Imaging of Three-Dimensional Dose Distributions NMR
Schulz, Robert J.   
Yale University, New Haven, CT, United States

It is proposed that NMR methods be developed for measuring 3-D dose distributions produced in anthropomorphic phantoms by x-ray and electron beams (single beams or combinations), and by brachytherapy sources. Chemical changes produced in the irradiated medium, which are proportional to the absorbed dose, and which affect proton relaxation times, T, will be mapped in three dimensions by a magnetic resonance imaging (MRI) system. In preliminary trials, gelatin prepared with Fricke dosimeter solution was irradiated by high-energy x rays. An image of the dose distribution results from the reduced T1's of protons in the vicinity of ferric ions which, in turn, were produced by the radiation-induced oxidation of ferrous ions. These experiments demonstrated a linear relationship between the radiation dose and the relaxation rate of protons, and that diffusion of ferric ions in the gel was insignificant in the time between irradiation and imaging. The advantages of this method for measuring dose distribution over those currently employed are: a) a three-dimensional distribution may be recorded in less than one-half hour of accelerator time; b) the recording medium can readily fill anthropomorphic phantoms containing bones and air cavities; c) spatial resolution will be about 1 mm; d) dose distributions produced by combinations of x rays and electrons may be recorded; e) no electronic instrumentation is required beyond an MRI unit.

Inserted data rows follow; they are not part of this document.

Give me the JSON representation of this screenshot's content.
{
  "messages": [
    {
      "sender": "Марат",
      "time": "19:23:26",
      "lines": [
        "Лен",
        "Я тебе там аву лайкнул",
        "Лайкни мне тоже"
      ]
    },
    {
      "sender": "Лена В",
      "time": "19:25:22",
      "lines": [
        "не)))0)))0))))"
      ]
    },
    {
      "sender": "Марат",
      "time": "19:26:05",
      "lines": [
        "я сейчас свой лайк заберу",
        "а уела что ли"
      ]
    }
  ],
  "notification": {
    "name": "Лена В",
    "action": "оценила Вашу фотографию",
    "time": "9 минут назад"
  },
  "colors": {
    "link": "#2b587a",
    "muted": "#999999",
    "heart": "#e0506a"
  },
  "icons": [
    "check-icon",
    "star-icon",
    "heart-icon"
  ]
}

The specific aims of the project are to: a) investigate the properties of various gels such as polyacrylamide in terms of water or tissue equivalence, and as supporting matrices for the Fricke dosimeter; b) determine the diffusion rate of ferric ions in these gels and, if appropriate, develop corrections schemes for diffusion effects; c) determine the optimum magnetic field strength and pulse sequence for imaging dose distributions; d) develop a low-density, tissue-equivalent gel for the determination of dose distributions in lung; e) measure the dose distributions in anthropomorphic phantoms from x-ray and electron beams and brachytherapy sources; f) explore other radiation-induced chemical reactions, such as the polymerization of acrylamide, that affect T1 but do not require the addition of Fricke dosimeter.